Ik leerde Hans kennen als docent groepstherapie en gespreksvoering op het IWA, het Instituut voor Andragologie. Hij wilde promoveren op de Rattenman en nodigde daartoe Petra Kaas en mij uit, beiden destijds kandidaat-assistent, om deel te nemen aan een ‹Freud-groepje›. Het was 1974, de tijd dat de psychoanalyse al niet meer wetenschappelijk werd gevonden en vooral niet relevant. Daar was men het wel over eens in de marxistische kringen van die tijd. Voor ons was het een boeiende en vormende ervaring op de zolder in de Waalstraat, altijd voorzien van koffie en lekkers door Lotti. Uitgaande van de Gevalsbeschrijvingen hield Petra zich bezig met Freuds methode van theorievorming; ik inventariseerde de gevalsbeschrijvingen van Freuds hysteriepatiënten en de ontwikkelingen daarin. Hans’ promotie in 1993 bij Bram de Swaan en Paul Schnabel ging uiteindelijk over de professionalisering van het beroep, Naar een nieuw beroep: psychotherapeut in Nederland. Petra hielp met de redactie ervan en werd later de zeer gewaardeerde redactiesecretaris en eindredacteur van het Tijdschrift voor Psychoanalyse. Ik werd zijn collega, binnen en buiten de professionele wereld ontmoetten wij elkaar, vrienden tot aan het eind.

 

Hans was een eigenzinnig mens, een denker, een lezer en een schrijver.
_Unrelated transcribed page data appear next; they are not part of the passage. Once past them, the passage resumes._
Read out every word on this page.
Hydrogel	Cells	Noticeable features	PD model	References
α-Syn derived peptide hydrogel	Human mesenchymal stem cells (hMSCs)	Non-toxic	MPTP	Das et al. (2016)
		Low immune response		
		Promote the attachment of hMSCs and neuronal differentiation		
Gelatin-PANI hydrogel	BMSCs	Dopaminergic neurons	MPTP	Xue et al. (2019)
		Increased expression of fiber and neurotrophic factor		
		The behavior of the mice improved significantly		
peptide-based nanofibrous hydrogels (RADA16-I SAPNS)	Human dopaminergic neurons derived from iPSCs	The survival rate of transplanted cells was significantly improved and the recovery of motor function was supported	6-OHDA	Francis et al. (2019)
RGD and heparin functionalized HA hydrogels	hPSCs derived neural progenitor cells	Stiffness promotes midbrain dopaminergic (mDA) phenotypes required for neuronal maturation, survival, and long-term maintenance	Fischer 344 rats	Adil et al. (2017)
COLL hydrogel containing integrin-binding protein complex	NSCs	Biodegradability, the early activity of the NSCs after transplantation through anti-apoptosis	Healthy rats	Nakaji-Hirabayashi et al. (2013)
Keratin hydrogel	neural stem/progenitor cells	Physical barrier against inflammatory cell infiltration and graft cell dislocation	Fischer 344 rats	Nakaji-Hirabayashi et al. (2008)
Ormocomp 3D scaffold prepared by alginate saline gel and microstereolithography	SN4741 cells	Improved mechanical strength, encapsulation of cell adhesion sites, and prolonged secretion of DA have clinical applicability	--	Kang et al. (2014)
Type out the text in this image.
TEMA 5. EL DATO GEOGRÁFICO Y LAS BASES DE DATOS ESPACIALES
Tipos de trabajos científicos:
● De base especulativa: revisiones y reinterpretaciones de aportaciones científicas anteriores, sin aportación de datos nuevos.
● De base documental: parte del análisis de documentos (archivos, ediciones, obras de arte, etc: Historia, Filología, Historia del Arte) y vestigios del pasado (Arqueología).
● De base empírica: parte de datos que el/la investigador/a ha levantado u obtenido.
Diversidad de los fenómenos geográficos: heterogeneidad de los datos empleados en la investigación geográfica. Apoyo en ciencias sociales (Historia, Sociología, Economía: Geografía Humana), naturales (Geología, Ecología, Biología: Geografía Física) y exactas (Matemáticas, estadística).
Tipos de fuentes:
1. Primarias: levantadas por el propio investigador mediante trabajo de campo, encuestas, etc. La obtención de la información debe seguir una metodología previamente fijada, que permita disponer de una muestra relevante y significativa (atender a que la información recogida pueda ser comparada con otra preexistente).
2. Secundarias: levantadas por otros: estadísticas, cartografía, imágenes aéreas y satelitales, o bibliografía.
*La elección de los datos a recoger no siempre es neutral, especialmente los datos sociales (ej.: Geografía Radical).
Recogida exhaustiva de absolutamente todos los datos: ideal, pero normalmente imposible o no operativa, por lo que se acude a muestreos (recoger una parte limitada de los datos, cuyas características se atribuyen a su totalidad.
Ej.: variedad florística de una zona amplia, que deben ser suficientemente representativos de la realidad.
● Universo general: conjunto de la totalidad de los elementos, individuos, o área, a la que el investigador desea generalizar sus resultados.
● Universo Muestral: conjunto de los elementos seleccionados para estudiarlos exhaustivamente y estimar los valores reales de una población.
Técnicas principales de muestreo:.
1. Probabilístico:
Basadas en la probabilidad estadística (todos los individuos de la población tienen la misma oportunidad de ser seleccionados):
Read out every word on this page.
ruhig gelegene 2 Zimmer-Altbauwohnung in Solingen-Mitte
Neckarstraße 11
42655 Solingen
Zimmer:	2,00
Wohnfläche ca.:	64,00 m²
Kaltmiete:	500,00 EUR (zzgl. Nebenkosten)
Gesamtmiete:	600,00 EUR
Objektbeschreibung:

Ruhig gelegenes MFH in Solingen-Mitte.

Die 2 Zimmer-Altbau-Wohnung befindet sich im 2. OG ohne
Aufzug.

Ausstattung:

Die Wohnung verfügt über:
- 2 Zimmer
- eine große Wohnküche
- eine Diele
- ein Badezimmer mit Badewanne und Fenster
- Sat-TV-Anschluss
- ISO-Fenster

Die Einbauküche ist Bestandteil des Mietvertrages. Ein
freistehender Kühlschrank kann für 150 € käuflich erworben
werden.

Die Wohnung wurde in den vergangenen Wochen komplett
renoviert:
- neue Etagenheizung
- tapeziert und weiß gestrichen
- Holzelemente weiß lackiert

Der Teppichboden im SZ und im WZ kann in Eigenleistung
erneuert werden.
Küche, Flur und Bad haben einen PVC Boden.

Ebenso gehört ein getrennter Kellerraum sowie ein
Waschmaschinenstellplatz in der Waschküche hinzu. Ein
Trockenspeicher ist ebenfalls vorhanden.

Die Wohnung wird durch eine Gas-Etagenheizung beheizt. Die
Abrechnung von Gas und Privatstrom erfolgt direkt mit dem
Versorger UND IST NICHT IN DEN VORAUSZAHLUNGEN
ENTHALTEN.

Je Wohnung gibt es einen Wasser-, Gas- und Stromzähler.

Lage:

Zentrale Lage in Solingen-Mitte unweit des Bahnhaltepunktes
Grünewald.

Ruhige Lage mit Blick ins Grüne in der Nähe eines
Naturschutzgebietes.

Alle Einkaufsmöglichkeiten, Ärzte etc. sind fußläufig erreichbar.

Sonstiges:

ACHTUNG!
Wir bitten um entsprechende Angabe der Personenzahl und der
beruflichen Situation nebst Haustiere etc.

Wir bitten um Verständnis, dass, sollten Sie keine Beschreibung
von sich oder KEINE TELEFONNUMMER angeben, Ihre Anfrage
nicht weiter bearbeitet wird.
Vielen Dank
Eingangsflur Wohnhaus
Hij was wars van clichés en kon het niet laten het dominante discours ter discussie te stellen, altijd op zoek naar het begrijpen van de dynamiek om hem heen en in hem. Trouw aan de waarheid, als ideaal. Hij voelde zich het meest thuis in het orthodoxe jodendom. Hoe verder hij in zijn leven kwam hoe expliciet joodser hij werd. De dag na zijn dood (bijna 86 jaar oud) werd hij naast Lotti begraven op Muiderberg, zoals zijn kinderen en kleinkinderen zeiden: als trotse jood. Hij heeft een prachtige familie nagelaten.

 

 

Noot

1.         Afstand en nabijheid, Boom 2002; De professionalisering van de psychotherapie (proefschrift), Bohn Stafleu Van Loghum 1993; Redactionelen Tijdschrift voor Psychoanalyse; Het gevaar van de joodse erfenis, Bert Bakker 2008; Diverse artikelen in het International Journal of Psychoanalysis, Group Psychotherapy, Groepstherapie, Tijdschrift voor Psychotherapie en Psychoanalyse en Forum.